Lawmaker Questions New Mexico Ag's Handling Of Solar Case

ALBUQUERQUE, N.M. (AP) — New Mexico Attorney General Hector Balderas’ handling of a now-settled case involving a large solar installation company has spurred a request from a state lawmaker for an investigation.

Rep. Daymon Ely is asking State Auditor Brian Colón, who is a friend of Balderas, to look into why the attorney general agreed to seal all documents in the case against Vivint Solar Inc. Ely also wants to know why Balderas didn’t pursue any specific restitution for thousands of customers as part of the settlement reached last fall.

The request comes on the heels of a separate complaint against Balderas in a multibillion-dollar utility merger case involving a subsidiary of global energy giant Iberdrola and New Mexico’s largest electric provider. State regulators have yet to approve the deal, which will affect a half-million customers and likely change the way electricity is generated and delivered in the state.

Ely, a Democrat from Corrales, says the Democratic attorney general agreed to a protective order requested by Vivint Solar that obstructs the ability of consumers to gather critical evidence when pursuing individual complaints against the company.

The order also may violate the state’s Inspection of Public Records Act, according to Ely and attorneys seeking restitution for defrauded clients.

“The AG’s office appears to be complicit in hiding from public scrutiny what could be a million documents, including critical documents on the allegedly abusive practices employed by Vivint,” Ely said in a letter to Colón that was obtained by the Albuquerque Journal.

Stephanie Telles, spokeswoman for the state auditor, said Colón’s staff is looking into Ely’s request.

Balderas initially filed the case against Vivint Solar in 2018, accusing the company of deceptive marketing practices that resulted in consumer fraud and racketeering involving thousands of homeowners in central New Mexico.

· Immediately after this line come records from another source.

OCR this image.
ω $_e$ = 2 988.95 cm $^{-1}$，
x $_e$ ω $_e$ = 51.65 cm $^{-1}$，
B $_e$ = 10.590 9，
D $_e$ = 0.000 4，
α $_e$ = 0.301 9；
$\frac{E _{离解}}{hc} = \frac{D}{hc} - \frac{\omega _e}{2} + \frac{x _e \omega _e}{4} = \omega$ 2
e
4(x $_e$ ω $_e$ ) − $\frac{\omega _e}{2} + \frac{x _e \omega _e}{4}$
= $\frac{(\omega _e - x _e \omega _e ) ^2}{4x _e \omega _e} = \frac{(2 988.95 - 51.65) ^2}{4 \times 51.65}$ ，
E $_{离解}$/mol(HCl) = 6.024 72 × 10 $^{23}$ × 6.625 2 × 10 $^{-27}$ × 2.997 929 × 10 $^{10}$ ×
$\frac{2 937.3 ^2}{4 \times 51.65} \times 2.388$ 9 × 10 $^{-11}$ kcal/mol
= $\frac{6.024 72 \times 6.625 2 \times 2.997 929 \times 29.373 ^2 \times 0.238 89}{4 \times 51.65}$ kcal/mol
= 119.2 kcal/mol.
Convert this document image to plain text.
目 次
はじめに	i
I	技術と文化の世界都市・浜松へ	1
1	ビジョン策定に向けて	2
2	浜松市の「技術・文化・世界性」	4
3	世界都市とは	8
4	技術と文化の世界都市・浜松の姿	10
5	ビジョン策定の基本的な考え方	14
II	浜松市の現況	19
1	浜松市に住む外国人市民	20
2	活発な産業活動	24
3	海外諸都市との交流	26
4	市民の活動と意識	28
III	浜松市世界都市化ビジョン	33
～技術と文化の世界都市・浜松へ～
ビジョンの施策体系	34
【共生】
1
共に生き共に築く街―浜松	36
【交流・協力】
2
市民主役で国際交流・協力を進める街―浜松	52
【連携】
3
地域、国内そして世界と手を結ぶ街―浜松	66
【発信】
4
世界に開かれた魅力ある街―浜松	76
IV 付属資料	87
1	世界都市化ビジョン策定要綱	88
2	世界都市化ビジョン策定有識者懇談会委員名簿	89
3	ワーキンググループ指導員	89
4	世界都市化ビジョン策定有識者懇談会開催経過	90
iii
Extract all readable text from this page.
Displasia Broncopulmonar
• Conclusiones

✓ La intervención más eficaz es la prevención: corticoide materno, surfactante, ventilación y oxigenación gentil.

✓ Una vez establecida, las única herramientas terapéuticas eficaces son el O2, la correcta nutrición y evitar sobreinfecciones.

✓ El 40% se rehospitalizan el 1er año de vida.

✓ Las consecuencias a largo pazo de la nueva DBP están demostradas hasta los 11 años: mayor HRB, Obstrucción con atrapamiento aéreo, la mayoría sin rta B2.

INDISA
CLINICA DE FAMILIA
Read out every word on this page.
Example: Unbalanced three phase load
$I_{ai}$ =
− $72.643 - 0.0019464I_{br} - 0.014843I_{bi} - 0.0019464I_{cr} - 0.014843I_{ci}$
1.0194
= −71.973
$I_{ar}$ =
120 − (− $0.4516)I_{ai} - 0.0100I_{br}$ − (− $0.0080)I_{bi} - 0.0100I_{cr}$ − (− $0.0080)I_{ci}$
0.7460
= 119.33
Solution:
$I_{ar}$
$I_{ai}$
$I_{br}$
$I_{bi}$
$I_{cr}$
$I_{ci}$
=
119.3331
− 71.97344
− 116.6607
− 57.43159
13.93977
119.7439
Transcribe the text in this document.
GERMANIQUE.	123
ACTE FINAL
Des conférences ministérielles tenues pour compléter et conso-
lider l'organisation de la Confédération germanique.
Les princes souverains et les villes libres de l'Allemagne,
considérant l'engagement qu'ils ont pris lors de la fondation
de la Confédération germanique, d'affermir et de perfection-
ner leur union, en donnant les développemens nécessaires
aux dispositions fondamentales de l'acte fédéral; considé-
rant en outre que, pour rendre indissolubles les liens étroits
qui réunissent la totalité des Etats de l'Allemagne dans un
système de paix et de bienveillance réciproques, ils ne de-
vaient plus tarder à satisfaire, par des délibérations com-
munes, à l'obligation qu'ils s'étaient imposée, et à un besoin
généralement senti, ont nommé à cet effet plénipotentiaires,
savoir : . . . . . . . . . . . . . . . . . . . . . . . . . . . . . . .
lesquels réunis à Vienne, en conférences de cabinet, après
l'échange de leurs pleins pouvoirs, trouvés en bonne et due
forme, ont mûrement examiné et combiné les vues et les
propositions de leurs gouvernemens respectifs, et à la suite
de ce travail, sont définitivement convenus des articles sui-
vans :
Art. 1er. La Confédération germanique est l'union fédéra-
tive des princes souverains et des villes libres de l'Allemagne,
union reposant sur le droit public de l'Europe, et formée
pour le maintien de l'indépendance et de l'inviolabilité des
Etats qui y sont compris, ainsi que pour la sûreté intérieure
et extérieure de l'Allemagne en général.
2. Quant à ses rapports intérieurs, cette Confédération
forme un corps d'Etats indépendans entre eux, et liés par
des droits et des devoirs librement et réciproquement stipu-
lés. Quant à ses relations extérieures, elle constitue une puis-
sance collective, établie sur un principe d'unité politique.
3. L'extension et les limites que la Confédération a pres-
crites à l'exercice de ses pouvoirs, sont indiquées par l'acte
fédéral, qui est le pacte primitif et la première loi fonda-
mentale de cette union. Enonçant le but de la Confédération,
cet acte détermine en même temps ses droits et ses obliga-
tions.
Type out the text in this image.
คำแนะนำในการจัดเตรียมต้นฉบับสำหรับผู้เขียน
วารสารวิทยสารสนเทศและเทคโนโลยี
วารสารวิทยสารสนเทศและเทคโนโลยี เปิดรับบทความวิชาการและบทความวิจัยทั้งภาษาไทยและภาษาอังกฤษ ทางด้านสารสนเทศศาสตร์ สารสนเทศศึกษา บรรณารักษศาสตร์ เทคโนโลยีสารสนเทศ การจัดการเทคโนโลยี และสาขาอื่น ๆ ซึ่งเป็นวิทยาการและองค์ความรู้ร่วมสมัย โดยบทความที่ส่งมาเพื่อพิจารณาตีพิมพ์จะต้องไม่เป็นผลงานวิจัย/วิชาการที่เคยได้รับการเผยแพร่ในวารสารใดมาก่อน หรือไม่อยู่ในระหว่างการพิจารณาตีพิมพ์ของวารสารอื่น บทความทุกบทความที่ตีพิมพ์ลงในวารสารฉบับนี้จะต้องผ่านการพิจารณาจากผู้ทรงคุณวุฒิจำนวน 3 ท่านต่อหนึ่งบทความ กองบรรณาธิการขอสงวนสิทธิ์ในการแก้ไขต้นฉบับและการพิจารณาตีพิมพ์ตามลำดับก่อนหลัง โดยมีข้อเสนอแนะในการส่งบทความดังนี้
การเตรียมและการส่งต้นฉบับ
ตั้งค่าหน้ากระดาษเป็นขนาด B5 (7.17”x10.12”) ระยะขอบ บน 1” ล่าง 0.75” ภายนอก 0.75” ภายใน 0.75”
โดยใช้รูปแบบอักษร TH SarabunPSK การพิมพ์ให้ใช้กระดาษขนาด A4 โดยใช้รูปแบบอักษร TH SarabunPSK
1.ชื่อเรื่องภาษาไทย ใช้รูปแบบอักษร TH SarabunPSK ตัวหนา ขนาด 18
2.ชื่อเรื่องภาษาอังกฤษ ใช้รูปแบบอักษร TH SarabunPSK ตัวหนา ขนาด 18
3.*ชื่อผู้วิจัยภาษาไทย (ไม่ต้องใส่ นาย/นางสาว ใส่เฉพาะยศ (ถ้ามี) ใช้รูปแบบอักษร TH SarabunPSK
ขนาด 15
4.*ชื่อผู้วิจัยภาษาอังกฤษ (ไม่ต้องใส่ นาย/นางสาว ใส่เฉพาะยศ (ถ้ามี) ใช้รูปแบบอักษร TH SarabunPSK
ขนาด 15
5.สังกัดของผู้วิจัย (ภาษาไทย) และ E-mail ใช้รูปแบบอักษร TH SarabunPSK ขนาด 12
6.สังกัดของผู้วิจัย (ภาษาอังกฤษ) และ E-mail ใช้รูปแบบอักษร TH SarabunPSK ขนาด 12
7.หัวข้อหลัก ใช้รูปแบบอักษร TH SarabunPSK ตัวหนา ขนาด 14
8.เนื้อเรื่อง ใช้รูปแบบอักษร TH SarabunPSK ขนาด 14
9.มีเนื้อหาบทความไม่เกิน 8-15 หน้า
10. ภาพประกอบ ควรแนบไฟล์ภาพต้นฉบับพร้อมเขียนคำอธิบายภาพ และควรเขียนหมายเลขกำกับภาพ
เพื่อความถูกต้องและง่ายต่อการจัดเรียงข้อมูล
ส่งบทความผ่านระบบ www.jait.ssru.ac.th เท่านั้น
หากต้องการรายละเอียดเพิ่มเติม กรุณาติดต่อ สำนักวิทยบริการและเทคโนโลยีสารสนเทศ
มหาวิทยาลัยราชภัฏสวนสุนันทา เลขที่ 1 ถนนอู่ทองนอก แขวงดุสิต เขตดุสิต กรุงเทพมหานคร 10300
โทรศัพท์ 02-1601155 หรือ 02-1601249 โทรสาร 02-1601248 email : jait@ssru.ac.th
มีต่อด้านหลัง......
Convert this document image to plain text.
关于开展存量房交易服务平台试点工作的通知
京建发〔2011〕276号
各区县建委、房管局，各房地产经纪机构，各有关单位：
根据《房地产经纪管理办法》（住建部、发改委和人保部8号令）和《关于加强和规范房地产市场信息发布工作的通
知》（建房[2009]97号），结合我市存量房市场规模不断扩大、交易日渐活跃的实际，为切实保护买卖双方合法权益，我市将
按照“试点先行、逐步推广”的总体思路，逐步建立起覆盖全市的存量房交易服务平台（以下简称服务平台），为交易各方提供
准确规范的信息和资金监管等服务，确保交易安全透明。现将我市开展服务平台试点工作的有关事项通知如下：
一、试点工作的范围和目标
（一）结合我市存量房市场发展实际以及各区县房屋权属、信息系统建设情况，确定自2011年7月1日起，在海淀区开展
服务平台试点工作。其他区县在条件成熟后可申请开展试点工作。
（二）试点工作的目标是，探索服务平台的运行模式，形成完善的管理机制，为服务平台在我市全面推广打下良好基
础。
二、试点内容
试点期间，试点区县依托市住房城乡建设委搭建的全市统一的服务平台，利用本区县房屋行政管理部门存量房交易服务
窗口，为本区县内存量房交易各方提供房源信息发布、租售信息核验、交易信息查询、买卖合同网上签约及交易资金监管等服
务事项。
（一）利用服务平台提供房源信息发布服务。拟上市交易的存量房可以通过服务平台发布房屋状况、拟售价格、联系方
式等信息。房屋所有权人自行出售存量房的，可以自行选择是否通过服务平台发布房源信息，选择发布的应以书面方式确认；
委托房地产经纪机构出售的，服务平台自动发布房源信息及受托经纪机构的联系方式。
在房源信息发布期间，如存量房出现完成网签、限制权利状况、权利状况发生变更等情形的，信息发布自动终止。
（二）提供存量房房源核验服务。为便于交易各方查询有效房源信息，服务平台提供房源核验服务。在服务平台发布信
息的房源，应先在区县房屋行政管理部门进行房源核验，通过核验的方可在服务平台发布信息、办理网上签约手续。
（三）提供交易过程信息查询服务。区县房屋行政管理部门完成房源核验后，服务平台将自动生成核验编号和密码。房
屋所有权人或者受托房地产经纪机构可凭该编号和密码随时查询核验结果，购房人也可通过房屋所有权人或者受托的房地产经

Although Vivint Solar denied the allegations, it agreed to modify its practices to ensure prospective customers are fully informed about the details of contracts. It also agreed to a $1.95 million settlement payment, most of which was for the AG’s office and legal expenses and attorney fees for a private law firm that helped with the case.

The settlement included no restitution for individual consumers.

Vivint Solar was acquired by national firm SunRun last fall. The legal agreement binds the new owners as well.

Balderas said earlier this year that the outcome can help shield potential customers from deceptive marketing going forward and that settlement funds will be reinvested in future AG consumer protection efforts.

Balderas said his office agreed to the confidentiality order because it protected private information about individuals gathered during discovery.

But lawyers representing individual consumers said the order sets a dangerous precedent for New Mexico's open records law.

“It’s my belief that information and evidence gathered by the AG when investigating a case belongs to the people of New Mexico,” said attorney Patrick Griebel, who has been unable to access documents for cases he's pursuing. “The victims in this case should have the tools to pick up where the AG left off. The AG’s investigation was done on taxpayers’ money, and if the settlement agreement means everyone is on their own to pursue restitution, then we should have access to the fruits of that investigation.”

In the utility merger case, watchdog groups filed complaints last week with the state auditor, the state Ethics Commission and the disciplinary board of the New Mexico Supreme Court that highlight Balderas’ relationship with a local law firm. They allege that Albuquerque-based attorney Marcus Rael Jr. used his influence to convince Balderas to sign off on the merger and that Balderas awarded numerous contracts to Rael and approved improper invoices.

Balderas and Rael both graduated from the University of New Mexico law school in 2001 and briefly worked together before Balderas ran for public office.

New Energy Economy Executive Director Mariel Nanasi said she became interested in the matter when Rael was hired at $400 an hour by Iberdrola, the Spanish company that is looking to increase its U.S. holdings by acquiring Public Service Co. of New Mexico through a subsidiary.

Balderas gave his support to the proposed merger, Nanasi said, after his own expert witnesses criticized it.

Balderas in a statement denied any claims of favoritism or conflict of interest. Rael said his firm adheres to the state’s Rules of Professional Conduct.

Since taking office in 2015, Balderas has hired Rael or others at his firm to help represent the state in at least 19 cases, which is at least triple the number of cases farmed out to any other private law firm, according to a review by Searchlight New Mexico.

Invoices and contracts from the attorney general’s office obtained by New Energy Economy show more than $3 million in direct payments of fees and expenses to the Robles, Rael & Anaya law firm.